Scholars of the American war powers frequently cite the Korean War as a watershed precedent created when Truman classified the intervention as a mere “police action” not requiring congressional approval. More often overlooked, however, is the political anti-precedent the Korean case has served in presidential decision-making since Truman’s decision. Indeed, in the seventy years since the outbreak of the Korean conflict, there has never again been a major U.S. conflict undertaken unilaterally by the president. Using archival research and qualitative process tracing methods, this chapter argues that this lack of unilateral full-scale war is not a coincidence but, rather, because Truman’s successors took a specific lesson away from the Korea War: by failing to have members of Congress publicly commit to armed intervention ex ante via a formal vote, they left themselves vulnerable to highly damaging congressional action ex post if the use of force did not end in victory.
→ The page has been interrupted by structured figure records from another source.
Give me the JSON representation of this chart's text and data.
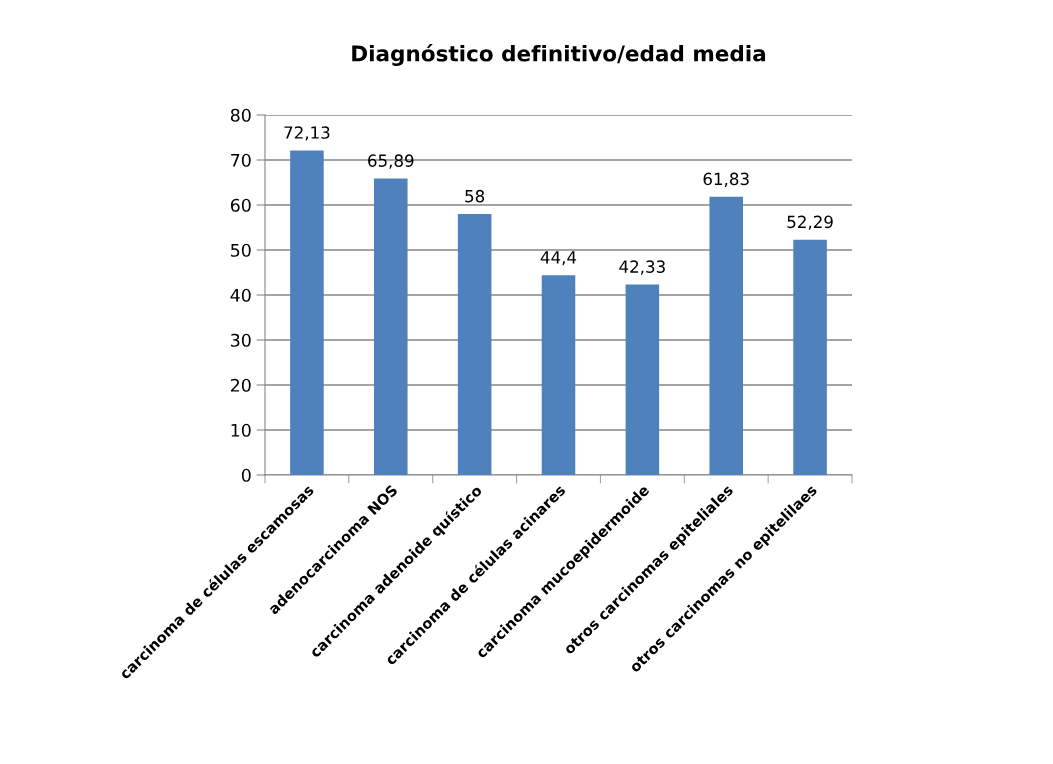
{
  "chart_data": {
    "type": "bar",
    "title": "Diagnóstico definitivo/edad media",
    "categories": [
      "carcinoma de células escamosas",
      "adenocarcinoma NOS",
      "carcinoma adenoide quístico",
      "carcinoma de células acinares",
      "carcinoma mucoepidermoide",
      "otros carcinomas epiteliales",
      "otros carcinomas no epitelilaes"
    ],
    "values": [
      72.13,
      65.89,
      58,
      44.4,
      42.33,
      61.83,
      52.29
    ],
    "value_labels": [
      "72,13",
      "65,89",
      "58",
      "44,4",
      "42,33",
      "61,83",
      "52,29"
    ],
    "color": "#4f81bd",
    "ylim": [
      0,
      80
    ],
    "yticks": [
      0,
      10,
      20,
      30,
      40,
      50,
      60,
      70,
      80
    ],
    "grid": "y"
  }
}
Examining fourteen postwar crises, we find clear evidence that presidents subsequent to Truman consistently saw the Korean War as an example to be avoided, and instead viewed undertaking major conflict unilaterally as so risky politically as to make it simply unfeasible. 
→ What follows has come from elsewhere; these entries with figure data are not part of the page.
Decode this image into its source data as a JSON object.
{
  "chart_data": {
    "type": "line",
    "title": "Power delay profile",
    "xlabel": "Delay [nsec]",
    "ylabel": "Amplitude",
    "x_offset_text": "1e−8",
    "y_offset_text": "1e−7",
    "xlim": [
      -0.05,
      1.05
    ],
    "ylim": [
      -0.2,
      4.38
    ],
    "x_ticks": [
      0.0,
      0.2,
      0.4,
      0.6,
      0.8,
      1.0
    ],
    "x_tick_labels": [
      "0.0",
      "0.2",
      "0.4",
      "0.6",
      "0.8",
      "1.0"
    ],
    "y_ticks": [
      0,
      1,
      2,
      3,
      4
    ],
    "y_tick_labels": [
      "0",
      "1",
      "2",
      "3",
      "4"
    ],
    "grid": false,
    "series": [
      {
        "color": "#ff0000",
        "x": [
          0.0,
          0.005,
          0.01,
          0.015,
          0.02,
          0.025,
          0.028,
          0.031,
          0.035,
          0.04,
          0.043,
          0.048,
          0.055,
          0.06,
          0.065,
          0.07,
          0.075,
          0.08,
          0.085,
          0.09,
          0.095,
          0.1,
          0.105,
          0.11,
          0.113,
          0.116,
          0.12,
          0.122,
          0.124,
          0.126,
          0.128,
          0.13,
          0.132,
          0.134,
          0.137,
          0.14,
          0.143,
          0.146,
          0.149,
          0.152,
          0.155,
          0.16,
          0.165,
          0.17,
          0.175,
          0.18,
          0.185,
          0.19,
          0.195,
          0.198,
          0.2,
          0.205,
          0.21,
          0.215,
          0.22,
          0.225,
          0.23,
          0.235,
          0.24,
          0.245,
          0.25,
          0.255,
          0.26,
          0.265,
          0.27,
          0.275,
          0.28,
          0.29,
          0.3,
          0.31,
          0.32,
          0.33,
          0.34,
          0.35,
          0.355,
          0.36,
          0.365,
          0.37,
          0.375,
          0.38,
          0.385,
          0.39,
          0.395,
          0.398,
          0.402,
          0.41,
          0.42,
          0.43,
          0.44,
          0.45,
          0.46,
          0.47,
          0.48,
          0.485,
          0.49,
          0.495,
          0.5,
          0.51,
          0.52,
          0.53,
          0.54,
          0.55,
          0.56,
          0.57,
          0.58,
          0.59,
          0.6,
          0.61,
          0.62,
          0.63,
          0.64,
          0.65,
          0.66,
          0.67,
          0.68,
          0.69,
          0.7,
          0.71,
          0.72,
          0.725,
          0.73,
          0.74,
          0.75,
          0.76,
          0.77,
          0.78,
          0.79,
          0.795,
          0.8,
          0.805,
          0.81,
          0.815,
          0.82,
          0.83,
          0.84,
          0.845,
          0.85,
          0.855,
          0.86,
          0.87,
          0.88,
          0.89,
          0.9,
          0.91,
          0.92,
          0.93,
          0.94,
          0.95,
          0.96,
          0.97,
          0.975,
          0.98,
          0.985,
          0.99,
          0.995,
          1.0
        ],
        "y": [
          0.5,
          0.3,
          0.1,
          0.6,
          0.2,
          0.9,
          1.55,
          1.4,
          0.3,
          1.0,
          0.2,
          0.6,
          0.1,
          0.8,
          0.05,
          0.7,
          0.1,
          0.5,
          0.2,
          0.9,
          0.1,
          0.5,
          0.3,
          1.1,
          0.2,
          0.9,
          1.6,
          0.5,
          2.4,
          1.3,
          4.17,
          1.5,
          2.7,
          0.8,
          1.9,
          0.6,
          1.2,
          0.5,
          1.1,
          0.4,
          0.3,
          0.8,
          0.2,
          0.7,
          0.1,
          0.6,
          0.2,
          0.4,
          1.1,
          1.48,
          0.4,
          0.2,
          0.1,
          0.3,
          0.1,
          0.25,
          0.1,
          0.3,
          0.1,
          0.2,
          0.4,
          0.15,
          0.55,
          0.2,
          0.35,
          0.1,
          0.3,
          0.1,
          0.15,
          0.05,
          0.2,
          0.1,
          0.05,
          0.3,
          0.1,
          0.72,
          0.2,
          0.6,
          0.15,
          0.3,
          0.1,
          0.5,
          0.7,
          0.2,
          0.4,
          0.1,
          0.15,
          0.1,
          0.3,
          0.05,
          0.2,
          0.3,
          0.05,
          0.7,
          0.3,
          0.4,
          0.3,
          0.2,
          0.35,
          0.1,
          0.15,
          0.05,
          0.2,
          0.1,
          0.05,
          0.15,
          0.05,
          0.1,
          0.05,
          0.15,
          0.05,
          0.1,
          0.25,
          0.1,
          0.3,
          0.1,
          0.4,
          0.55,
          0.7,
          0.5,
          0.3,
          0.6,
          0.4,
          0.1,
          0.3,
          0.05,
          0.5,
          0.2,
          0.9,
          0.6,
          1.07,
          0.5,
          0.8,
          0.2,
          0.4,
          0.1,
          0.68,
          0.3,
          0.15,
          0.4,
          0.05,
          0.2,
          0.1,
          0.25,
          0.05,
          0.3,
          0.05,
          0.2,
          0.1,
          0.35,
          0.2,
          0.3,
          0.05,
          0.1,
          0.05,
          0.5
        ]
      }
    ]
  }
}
 Chapter Four--A Watching World: The War in Vietnam
 

While the preceding chapter focused on decision-making internal to the United States, this chapter extends the analysis to also focus on the watching world abroad. The Vietnam War is selected as a “least likely” case against which to test the theory. The period from the beginning of the Cold War until the end of the Vietnam War and the passage of the War Powers Resolution in 1973 is considered the zenith of the Imperial Presidency. When contemplating the use of military force in Southeast Asia in the 1950’s, 60’s, and 70’s, presidents possessed both a massive standing military and the clear example of Truman's "police action" in Korea as a precedent. Using archival research---including primary sources in both Chinese and Vietnamese---this chapter examines (i) congressional influence on presidential decision-making, (ii) international perceptions of American credibility based on congressional behavior, and (iii) White House concerns about international perceptions of American credibility based on congressional behavior. Looking at twelve separate crises---from the 1954 siege of Dien Bien Phu and Geneva Conference to the 1975 Fall of Saigon and Mayaguez incident---evidence generally supports the expectations of the theory and contradicts the imperial presidency thesis.